L'ultralibéralisme, appelé le libertarisme consiste à s'occuper de soi sans emmerder les autres. Rien à voir avec un quelconque fantasme de "soumission de la société à la force du marché illimité". Cette phrase ne veut rien dire; le marché n'est pas une entité malfaisante, c'est l'ensemble des échanges entre les individus. En allant acheter une baguette de pain, nous échangeons avec le boulanger, nous participons ainsi au marché. Pourquoi quelqu'un devrait-il nous imposer quoi que ce soit dans cet échange? N'est-ce pas une atteinte à notre liberté? Notons que l'échange ne concerne pas exclusivement un "besoin économique", avec mon boulanger j'échange aussi un sourire, un bonjour, un au revoir, merci, etc.

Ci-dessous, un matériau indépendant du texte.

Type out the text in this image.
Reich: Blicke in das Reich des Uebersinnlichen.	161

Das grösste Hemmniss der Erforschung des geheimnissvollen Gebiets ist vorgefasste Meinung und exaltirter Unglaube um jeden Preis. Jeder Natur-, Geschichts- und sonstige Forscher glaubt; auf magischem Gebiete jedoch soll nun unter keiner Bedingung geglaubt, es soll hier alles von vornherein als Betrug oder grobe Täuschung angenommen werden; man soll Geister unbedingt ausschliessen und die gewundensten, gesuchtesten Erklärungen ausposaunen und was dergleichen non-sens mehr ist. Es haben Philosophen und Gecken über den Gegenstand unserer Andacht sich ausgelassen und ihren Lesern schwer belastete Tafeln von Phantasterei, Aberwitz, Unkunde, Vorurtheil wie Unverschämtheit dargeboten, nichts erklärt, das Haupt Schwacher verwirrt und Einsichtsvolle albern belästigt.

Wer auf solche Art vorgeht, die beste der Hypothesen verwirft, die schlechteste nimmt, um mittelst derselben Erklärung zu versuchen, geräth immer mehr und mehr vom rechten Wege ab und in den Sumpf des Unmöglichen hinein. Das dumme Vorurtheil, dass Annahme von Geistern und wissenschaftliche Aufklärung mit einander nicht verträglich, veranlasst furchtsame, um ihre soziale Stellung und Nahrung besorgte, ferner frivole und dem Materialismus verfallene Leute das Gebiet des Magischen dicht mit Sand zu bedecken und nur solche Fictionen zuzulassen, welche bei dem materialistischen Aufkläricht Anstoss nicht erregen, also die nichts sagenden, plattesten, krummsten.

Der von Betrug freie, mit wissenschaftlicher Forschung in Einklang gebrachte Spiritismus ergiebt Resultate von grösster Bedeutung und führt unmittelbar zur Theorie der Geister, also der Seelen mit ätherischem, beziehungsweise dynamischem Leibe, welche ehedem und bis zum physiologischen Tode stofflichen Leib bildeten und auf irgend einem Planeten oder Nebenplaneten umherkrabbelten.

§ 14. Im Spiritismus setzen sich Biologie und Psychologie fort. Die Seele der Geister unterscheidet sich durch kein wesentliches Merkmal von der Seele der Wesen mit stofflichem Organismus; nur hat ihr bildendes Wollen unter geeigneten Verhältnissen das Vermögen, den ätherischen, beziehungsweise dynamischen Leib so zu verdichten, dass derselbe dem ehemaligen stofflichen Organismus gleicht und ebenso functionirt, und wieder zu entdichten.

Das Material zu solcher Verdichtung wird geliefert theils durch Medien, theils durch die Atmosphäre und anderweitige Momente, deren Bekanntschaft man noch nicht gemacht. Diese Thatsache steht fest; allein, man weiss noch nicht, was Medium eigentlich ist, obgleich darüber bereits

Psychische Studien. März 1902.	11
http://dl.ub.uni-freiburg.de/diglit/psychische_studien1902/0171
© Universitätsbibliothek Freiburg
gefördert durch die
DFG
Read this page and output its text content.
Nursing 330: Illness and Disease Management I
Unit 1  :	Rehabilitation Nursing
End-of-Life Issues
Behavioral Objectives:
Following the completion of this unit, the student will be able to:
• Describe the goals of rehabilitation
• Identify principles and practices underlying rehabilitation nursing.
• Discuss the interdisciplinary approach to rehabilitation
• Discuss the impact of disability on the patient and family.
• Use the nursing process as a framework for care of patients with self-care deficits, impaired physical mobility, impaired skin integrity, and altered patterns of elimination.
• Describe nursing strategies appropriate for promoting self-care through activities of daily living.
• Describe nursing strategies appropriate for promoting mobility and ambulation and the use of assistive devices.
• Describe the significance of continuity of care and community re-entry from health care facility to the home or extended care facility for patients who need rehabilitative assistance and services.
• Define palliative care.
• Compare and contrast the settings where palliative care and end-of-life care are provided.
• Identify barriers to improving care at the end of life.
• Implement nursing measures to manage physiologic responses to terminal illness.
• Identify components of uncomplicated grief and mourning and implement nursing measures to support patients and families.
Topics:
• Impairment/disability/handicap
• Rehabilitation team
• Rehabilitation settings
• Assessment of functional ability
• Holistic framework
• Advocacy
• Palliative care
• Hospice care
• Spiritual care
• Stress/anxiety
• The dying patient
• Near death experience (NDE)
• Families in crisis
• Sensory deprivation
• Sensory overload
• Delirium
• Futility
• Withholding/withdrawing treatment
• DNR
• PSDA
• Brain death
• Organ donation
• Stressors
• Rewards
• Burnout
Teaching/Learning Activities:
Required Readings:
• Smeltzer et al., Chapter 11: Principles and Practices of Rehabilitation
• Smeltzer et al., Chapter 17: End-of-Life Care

Ainsi Todorov nous a torché un poncif anti-libéral totalement incohérent et qui au final ne veut strictement rien dire. En effet, si l'ultralibéralisme prône le "marché illimité", c'est à dire des échanges libres entre des individus libres, comment est-ce possible d'affirmer quelques mots plus loin que pour l'ultralibéral, "l'individu se suffit à lui-même"? Pour un libéral orthodoxe, l'individu est le seul à savoir ce qui est bon pour lui. Le libre arbitre est une notion fondamentale du libéralisme, l'individu doit être libre et responsable de ses choix. Au contraire de ce qu'affirme Todorov, quand un individu est libre de ses choix et de ses actes, il a fondamentalement besoin d'autrui et il multiplie volontairement les échanges. La vision inverse, collectiviste, est celle de l'individu partie intégrante d'une société sous contrôle. Seul, l'individu ne peut rien mais surtout il est incapable de nouer des liens et d'échanger de manière efficace. Il faut donc lui imposer par la force une manière d'échanger. Exit la liberté.

Souvent j'entends dire qu'entre les deux visions, collectiviste ou ultralibérale, il existe certainement une position intermédiaire. Penser cela, c'est partir du postulat faux que l'ultralibéralisme c'est la "liberté du renard libre dans un poulailler libre", c'est à dire la capacité du plus fort à écraser les plus faible. N'est-ce pas exactement ce qui se passe dans une société arbitrairement régulée telle que nous la connaissons aujourd'hui? Qui sont les plus forts sinon les Hommes de l'Etat? Or nous avons vu plus haut que le pouvoir corrompt toujours.

"La liberté des uns s'arrête où commence celle des autres". Tout le monde est d'accord avec cette phrase mais peu de personnes se posent la question de savoir où sont les frontières de notre liberté. Où commence la votre et où s'arrête la mienne? Si cette frontière est fixée arbitrairement, par des régulations pondues par quelques politocards, alors, par définition, la liberté n'existe plus. Pour la philosophie libérale, la frontière, c'est la propriété privée, à commencer par celle de soi-même, celle de son corps. Ainsi la fameuse maxime devient: "La propriété des uns s'arrête où commence celle des autres". La phrase devient subitement beaucoup plus claire.

Ainsi l'article se veut iconoclaste en exposant des idées libérales surranées et honnies mais il les pervertit en accumulant les poncifs les plus éculés sur cette philosophie issue des Lumières.

Cependant, après réflexion, je me demande si au contraire, cet article n'est pas une perle, une astucieuse propagande de réhabilitation du libéralisme en France. En égratignant Sarkozy, en évoquant les travers du pouvoirs, en citant quelques auteurs libéraux célèbres ayant déjà brillamment dénoncé cela, en jetant l'opprobre sur "l'ultralibéralisme" cause de tous nos maux, l'auteur distille malgré tout l'idée de liberté dans l'esprit du lecteur, prompt à la rejeter par réflexe pavlovnien généré par des années de propagande collectiviste, meilleure alliée du pouvoir. Foin de "droite" ou de "gauche", ce sont deux branches pourries permettant d'accéder au pouvoir. Pour la gauche, la propriété privée n'existe pas, pour la droite, la propriété privée est un privilège. Ces deux visions mènent à la servitude.